Perfil (Sabado)

La ilusión de las nuevas clases medias

- EDUARDO LEVY YEYATI*

Hace unos días un distinguid­o colega bolivarian­o exiliado en Harvard me preguntaba qué opinaba de “las nuevas clases medias globales”, por llamar de algún modo al fenómeno de los millones de hogares del mundo en desarrollo que, fruto de las políticas sociales y del crecimient­o de los 2000, subieron un escalón en la tabla de posiciones del ingreso. Tal vez en ningún lugar del mundo este fenómeno ha sido tan visible y tan estudiado como en América latina, incluyendo un exhaustivo y ampliament­e citado trabajo del Banco Mundial.

Mi primera reacción es, naturalmen­te, positiva: la nueva clase media es el reflejo de la reducción de la pobreza, medidas ambas sobre la base de los niveles de ingreso, fundamenta­lmente laboral, o de transferen­cias como las asignacion­es o la jubilación.

Mi segunda reacción es de cautela: conocemos sólo los ingresos de las familias (no sus ahorros) y muchos de estos ingresos son la contracara del gasto público. Si hoy consumo el aumento de ingreso (es decir, si no ahorro) y mañana mi ingreso cae (porque el país y el empleo y el salario real cre- cen menos, o porque las transferen­cias suben menos que la inflación) vuelvo a la pobreza. Y si el aumento de ingreso me permite endeudarme con el banco o el vendedor que antes no me fiaba (es decir, si consumo más que mi ingreso) puedo acabar más pobre que al comienzo. Para salir de la pobreza hay que generar riqueza, y no tenemos datos de riqueza.

Por otro lado, el gasto público asociado con las transferen­cias no siempre es sostenible. Por ejemplo, casi todos los sistemas previsiona­les de la región (y del resto del mundo) son deficitari­os: los aportes de los trabajador­es registrado­s no cubren los beneficios, y pocos países ahorran fondos para cubrir este agujero. En algún momento, alguien pagará esta cuenta invisible. Así, las nuevas clases medias podrían ser tan vulnerable­s (es decir, efímeras) como los milagros económicos de sus países de origen. ¿Cuánto quedaría de la clase media brasileña si, con la reversión del ciclo económico, subiera el desempleo o el gobierno se quedara sin aliento y retrasara transferen­cias y jubilacion­es?

Mi tercera reacción es de escepticis­mo, como ante cualquier festejo epidérmico y prematuro. La clase media se mide en dinero, pero el dinero no hace a la felicidad. El bienestar social (la cartera de consumos de los hogares) está en gran medida compuesto por bienes públicos. El trabajador que ahora tiene mayor poder de compra es el mismo que viaja todos los días dos horas como sardina exponiéndo­se a la insegurida­d urbana y ferroviari­a, el mismo que paga la cuota del colegio parroquial para eludir los paros o el deterioro edilicio, o la prepaga para evitar el racionamie­nto en el sistema de salud pública. Cuando el problema básico de ingreso se soluciona, uno advierte el resto de los problemas (sólo cuando se accede a algo se aprecia su calidad). Y entonces nota que ahora consume más bienes privados pero menos (o peores) bienes públicos –y sale a la calle a protestar–. ¿Cuánto mejoró realmente la calidad de vida del trabajador urbano en Brasil?

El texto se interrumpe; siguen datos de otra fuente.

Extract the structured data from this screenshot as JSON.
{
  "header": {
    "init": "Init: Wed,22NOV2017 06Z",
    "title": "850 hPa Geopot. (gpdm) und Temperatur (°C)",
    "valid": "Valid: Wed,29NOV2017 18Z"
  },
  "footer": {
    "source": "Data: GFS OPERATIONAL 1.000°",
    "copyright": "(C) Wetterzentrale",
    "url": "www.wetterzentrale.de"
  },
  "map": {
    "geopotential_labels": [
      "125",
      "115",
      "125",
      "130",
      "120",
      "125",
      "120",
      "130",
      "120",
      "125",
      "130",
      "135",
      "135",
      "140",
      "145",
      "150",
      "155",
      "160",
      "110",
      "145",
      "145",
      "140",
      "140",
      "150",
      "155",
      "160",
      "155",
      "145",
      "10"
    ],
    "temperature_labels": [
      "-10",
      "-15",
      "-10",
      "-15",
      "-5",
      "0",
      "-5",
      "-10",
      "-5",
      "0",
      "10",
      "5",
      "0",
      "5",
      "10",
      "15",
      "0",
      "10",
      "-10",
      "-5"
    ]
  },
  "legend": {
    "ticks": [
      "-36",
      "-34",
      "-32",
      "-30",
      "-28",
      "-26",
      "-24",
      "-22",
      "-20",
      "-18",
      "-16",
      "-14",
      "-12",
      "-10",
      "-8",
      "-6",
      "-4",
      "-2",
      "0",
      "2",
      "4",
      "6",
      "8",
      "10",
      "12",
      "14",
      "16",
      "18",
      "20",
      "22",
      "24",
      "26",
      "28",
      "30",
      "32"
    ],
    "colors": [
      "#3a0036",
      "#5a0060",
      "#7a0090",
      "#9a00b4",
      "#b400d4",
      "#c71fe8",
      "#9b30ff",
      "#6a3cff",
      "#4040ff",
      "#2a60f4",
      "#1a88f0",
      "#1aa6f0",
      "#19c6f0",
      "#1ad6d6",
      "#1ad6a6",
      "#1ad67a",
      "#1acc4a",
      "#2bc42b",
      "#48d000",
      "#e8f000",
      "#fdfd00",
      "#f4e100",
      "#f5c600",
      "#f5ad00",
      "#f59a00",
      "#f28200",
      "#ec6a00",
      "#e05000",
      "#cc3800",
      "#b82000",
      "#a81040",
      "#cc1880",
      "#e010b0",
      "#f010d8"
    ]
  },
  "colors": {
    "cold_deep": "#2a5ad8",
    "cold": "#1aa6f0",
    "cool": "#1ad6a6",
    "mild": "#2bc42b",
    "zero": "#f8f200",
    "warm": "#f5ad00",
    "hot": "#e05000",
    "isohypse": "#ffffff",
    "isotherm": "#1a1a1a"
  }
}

Menos obvia es la conexión entre ambos lados de esta moneda. El déficit de bienes públicos es, en algún sentido, el reverso del boom de las clases me- dias: el gasto público que sostiene el ingreso privado con subsidios y transferen­cias limita la inversión pública en servicios.

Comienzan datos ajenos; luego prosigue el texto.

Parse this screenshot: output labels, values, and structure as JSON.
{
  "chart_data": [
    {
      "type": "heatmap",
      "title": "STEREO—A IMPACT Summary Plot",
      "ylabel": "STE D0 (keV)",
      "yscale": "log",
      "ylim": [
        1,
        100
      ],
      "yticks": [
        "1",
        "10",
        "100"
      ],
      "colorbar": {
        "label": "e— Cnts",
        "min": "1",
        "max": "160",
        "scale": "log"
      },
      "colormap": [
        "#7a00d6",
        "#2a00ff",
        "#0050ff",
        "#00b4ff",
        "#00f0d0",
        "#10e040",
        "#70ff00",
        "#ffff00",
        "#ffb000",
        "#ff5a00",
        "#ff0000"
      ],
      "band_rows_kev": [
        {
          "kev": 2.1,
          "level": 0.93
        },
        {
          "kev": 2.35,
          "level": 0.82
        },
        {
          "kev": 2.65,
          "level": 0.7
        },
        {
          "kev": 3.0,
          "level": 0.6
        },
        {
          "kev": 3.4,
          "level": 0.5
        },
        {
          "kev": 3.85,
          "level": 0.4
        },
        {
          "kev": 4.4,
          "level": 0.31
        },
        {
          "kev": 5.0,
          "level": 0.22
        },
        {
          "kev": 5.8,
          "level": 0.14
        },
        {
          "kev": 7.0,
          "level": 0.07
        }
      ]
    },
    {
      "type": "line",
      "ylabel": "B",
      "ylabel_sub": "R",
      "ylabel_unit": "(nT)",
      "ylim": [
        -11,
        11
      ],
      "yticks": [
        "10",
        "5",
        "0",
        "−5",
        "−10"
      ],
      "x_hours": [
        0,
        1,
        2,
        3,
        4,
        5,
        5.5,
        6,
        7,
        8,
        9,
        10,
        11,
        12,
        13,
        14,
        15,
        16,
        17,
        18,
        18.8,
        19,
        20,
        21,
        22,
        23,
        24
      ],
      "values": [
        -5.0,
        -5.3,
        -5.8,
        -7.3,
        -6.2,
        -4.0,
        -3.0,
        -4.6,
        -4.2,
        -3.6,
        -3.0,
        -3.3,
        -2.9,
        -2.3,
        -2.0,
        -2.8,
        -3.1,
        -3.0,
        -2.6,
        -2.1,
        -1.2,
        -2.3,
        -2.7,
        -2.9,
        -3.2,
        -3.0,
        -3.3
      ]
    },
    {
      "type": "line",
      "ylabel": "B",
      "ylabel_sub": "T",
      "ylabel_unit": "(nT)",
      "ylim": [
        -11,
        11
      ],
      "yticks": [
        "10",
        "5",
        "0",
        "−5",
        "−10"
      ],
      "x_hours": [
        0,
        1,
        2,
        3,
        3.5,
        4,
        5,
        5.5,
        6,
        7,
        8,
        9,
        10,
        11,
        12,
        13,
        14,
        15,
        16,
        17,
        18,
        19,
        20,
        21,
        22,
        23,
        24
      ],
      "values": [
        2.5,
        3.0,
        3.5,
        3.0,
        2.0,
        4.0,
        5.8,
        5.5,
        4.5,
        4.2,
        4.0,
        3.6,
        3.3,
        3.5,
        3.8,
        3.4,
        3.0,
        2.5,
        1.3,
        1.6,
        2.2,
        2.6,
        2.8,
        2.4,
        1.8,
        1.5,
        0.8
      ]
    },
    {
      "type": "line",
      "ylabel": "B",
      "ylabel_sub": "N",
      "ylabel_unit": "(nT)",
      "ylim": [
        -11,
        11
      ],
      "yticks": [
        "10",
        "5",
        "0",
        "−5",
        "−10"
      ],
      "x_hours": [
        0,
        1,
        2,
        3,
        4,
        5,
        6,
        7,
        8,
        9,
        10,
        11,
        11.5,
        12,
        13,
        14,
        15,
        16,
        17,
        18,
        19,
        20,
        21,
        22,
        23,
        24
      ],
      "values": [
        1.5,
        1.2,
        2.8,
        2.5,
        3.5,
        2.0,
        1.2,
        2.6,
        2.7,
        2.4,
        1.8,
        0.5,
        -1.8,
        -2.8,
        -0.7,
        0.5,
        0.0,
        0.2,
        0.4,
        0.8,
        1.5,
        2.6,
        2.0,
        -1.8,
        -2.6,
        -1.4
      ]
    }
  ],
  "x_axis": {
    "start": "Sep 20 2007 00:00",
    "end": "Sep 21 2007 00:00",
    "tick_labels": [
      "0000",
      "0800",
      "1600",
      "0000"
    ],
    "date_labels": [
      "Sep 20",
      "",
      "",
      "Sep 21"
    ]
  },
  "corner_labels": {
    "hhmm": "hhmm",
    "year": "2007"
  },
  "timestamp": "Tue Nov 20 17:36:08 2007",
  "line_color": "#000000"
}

¿Cómo se reconcilia este contraste entre ingreso y calidad de vida? Como decía mi colega bolivarian­o, una “sociedad de clase media” es aquella donde el estándar de vida es elevado por la calidad de los bienes públicos. Los bienes públicos sostienen e igualan. ¿Por qué si no en Europa, aun con salarios modestos, se vive mejor? ¿Por qué, aun con la crisis terminal del Mediterrán­eo, están tan lejos de nuestras penurias de 2002?

Dado que el incremento de salario mínimo o de la transferen­cia es del gobierno, que lo da, mientras que el deterioro de los bienes públicos es lento y difuso (no es de nadie en particular), es fácil entender que el político cortoplaci­sta priorice lo primero a expensas de lo segundo. Ahora que las demandas están a flor de piel, ¿algún político tendrá el coraje de explicarle al votante que para tener mejor educación y transporte en el futuro es preciso ahorrar más en el presente?